Podobno do wycofania wniosku skłania się sam Ludwik Dorn. Ale według informacji gazety PiS będzie trzymać Samoobronę w niepewności przynajmniej do wyboru nowego prezesa Najwyższej Izby Kontroli w czerwcu lub lipcu. Nie zamierza bowiem dopuścić do kolejnego szantażu, do jakich przyzwyczaiły w takich okazjach LPR i Samoobrona. Kiedy w kwietniu wybierano nowego marszałka, w kuluarach mówiło się, że Samoobrona uzależnia poparcie Dorna właśnie od wycofania wniosku z Trybunału.
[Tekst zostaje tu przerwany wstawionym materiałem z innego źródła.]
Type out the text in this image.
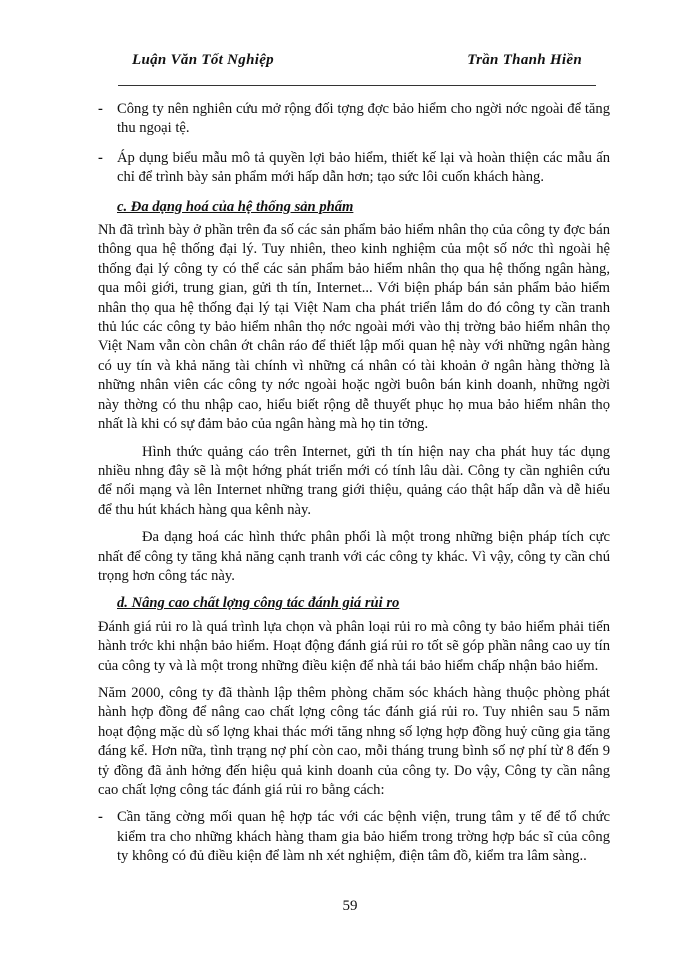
Luận Văn Tốt Nghiệp	Trần Thanh Hiền

- Công ty nên nghiên cứu mở rộng đối tợng đợc bảo hiểm cho ngời nớc ngoài để tăng thu ngoại tệ.

- Áp dụng biểu mẫu mô tả quyền lợi bảo hiểm, thiết kế lại và hoàn thiện các mẫu ấn chỉ để trình bày sản phẩm mới hấp dẫn hơn; tạo sức lôi cuốn khách hàng.

c. Đa dạng hoá của hệ thống sản phẩm

Nh đã trình bày ở phần trên đa số các sản phẩm bảo hiểm nhân thọ của công ty đợc bán thông qua hệ thống đại lý. Tuy nhiên, theo kinh nghiệm của một số nớc thì ngoài hệ thống đại lý công ty có thể các sản phẩm bảo hiểm nhân thọ qua hệ thống ngân hàng, qua môi giới, trung gian, gửi th tín, Internet... Với biện pháp bán sản phẩm bảo hiểm nhân thọ qua hệ thống đại lý tại Việt Nam cha phát triển lắm do đó công ty cần tranh thủ lúc các công ty bảo hiểm nhân thọ nớc ngoài mới vào thị trờng bảo hiểm nhân thọ Việt Nam vẫn còn chân ớt chân ráo để thiết lập mối quan hệ này với những ngân hàng có uy tín và khả năng tài chính vì những cá nhân có tài khoản ở ngân hàng thờng là những nhân viên các công ty nớc ngoài hoặc ngời buôn bán kinh doanh, những ngời này thờng có thu nhập cao, hiểu biết rộng dễ thuyết phục họ mua bảo hiểm nhân thọ nhất là khi có sự đảm bảo của ngân hàng mà họ tin tởng.

Hình thức quảng cáo trên Internet, gửi th tín hiện nay cha phát huy tác dụng nhiều nhng đây sẽ là một hớng phát triển mới có tính lâu dài. Công ty cần nghiên cứu để nối mạng và lên Internet những trang giới thiệu, quảng cáo thật hấp dẫn và dễ hiểu để thu hút khách hàng qua kênh này.

Đa dạng hoá các hình thức phân phối là một trong những biện pháp tích cực nhất để công ty tăng khả năng cạnh tranh với các công ty khác. Vì vậy, công ty cần chú trọng hơn công tác này.

d. Nâng cao chất lợng công tác đánh giá rủi ro

Đánh giá rủi ro là quá trình lựa chọn và phân loại rủi ro mà công ty bảo hiểm phải tiến hành trớc khi nhận bảo hiểm. Hoạt động đánh giá rủi ro tốt sẽ góp phần nâng cao uy tín của công ty và là một trong những điều kiện để nhà tái bảo hiểm chấp nhận bảo hiểm.

Năm 2000, công ty đã thành lập thêm phòng chăm sóc khách hàng thuộc phòng phát hành hợp đồng để nâng cao chất lợng công tác đánh giá rủi ro. Tuy nhiên sau 5 năm hoạt động mặc dù số lợng khai thác mới tăng nhng số lợng hợp đồng huỷ cũng gia tăng đáng kể. Hơn nữa, tình trạng nợ phí còn cao, mỗi tháng trung bình số nợ phí từ 8 đến 9 tỷ đồng đã ảnh hởng đến hiệu quả kinh doanh của công ty. Do vậy, Công ty cần nâng cao chất lợng công tác đánh giá rủi ro bằng cách:

- Cần tăng cờng mối quan hệ hợp tác với các bệnh viện, trung tâm y tế để tổ chức kiểm tra cho những khách hàng tham gia bảo hiểm trong trờng hợp bác sĩ của công ty không có đủ điều kiện để làm nh xét nghiệm, điện tâm đồ, kiểm tra lâm sàng..

59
Wniosek Marka Jurka dotyczył zbadania legalności działania partii w związku ze sprawą żądania podpisywania weksli przez jej członków. Miały one zabezpieczyć partię przed odejściami posłów do innych klubów. "Ludwik Dorn zapowiedział, że przyjrzy się zasadności wniosku Jurka i w naszym przekonaniu dojdzie do konkluzji, że wniosek jest absurdalny. Po czym go wycofa" - tłumaczy "Rzeczpospolitej" Mateusz Piskorski, rzecznik Samoobrony.
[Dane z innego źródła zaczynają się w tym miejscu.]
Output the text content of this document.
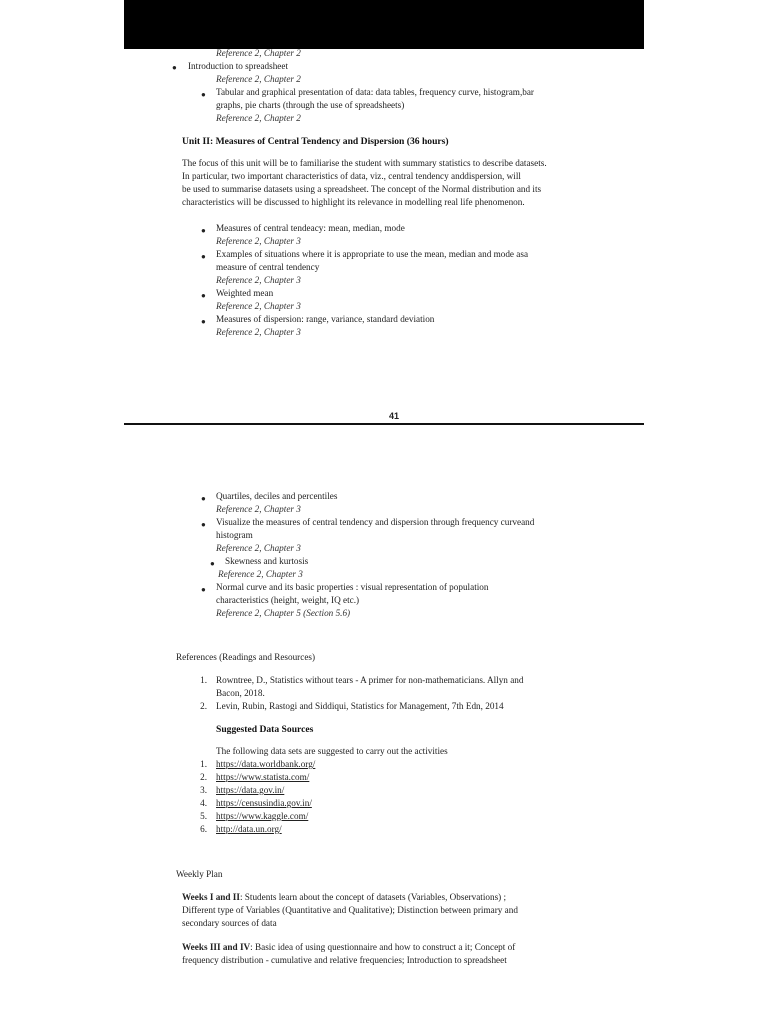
Reference 2, Chapter 2
● Introduction to spreadsheet
Reference 2, Chapter 2
● Tabular and graphical presentation of data: data tables, frequency curve, histogram,bar
graphs, pie charts (through the use of spreadsheets)
Reference 2, Chapter 2
Unit II: Measures of Central Tendency and Dispersion (36 hours)
The focus of this unit will be to familiarise the student with summary statistics to describe datasets.
In particular, two important characteristics of data, viz., central tendency anddispersion, will
be used to summarise datasets using a spreadsheet. The concept of the Normal distribution and its
characteristics will be discussed to highlight its relevance in modelling real life phenomenon.
● Measures of central tendeacy: mean, median, mode
Reference 2, Chapter 3
● Examples of situations where it is appropriate to use the mean, median and mode asa
measure of central tendency
Reference 2, Chapter 3
● Weighted mean
Reference 2, Chapter 3
● Measures of dispersion: range, variance, standard deviation
Reference 2, Chapter 3
41
● Quartiles, deciles and percentiles
Reference 2, Chapter 3
● Visualize the measures of central tendency and dispersion through frequency curveand
histogram
Reference 2, Chapter 3
● Skewness and kurtosis
Reference 2, Chapter 3
● Normal curve and its basic properties : visual representation of population
characteristics (height, weight, IQ etc.)
Reference 2, Chapter 5 (Section 5.6)
References (Readings and Resources)
1. Rowntree, D., Statistics without tears - A primer for non-mathematicians. Allyn and
Bacon, 2018.
2. Levin, Rubin, Rastogi and Siddiqui, Statistics for Management, 7th Edn, 2014
Suggested Data Sources
The following data sets are suggested to carry out the activities
1. https://data.worldbank.org/
2. https://www.statista.com/
3. https://data.gov.in/
4. https://censusindia.gov.in/
5. https://www.kaggle.com/
6. http://data.un.org/
Weekly Plan
Weeks I and II: Students learn about the concept of datasets (Variables, Observations) ;
Different type of Variables (Quantitative and Qualitative); Distinction between primary and
secondary sources of data
Weeks III and IV: Basic idea of using questionnaire and how to construct a it; Concept of
frequency distribution - cumulative and relative frequencies; Introduction to spreadsheet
Samoobrona chce się zabezpieczyć na przyszłość i pracuje nad prawem, które zakaże posłom opuszczania klubów. "Mamy taką koncepcję, by parlamentarzyści usunięci z klubu lub ci, którzy opuszczą klub stworzony przez komitet wyborczy, z którego zostali wybrani, automatycznie tracili mandat. Trzeba się jakoś zabezpieczyć przed oszustami" - mówi Piskorski.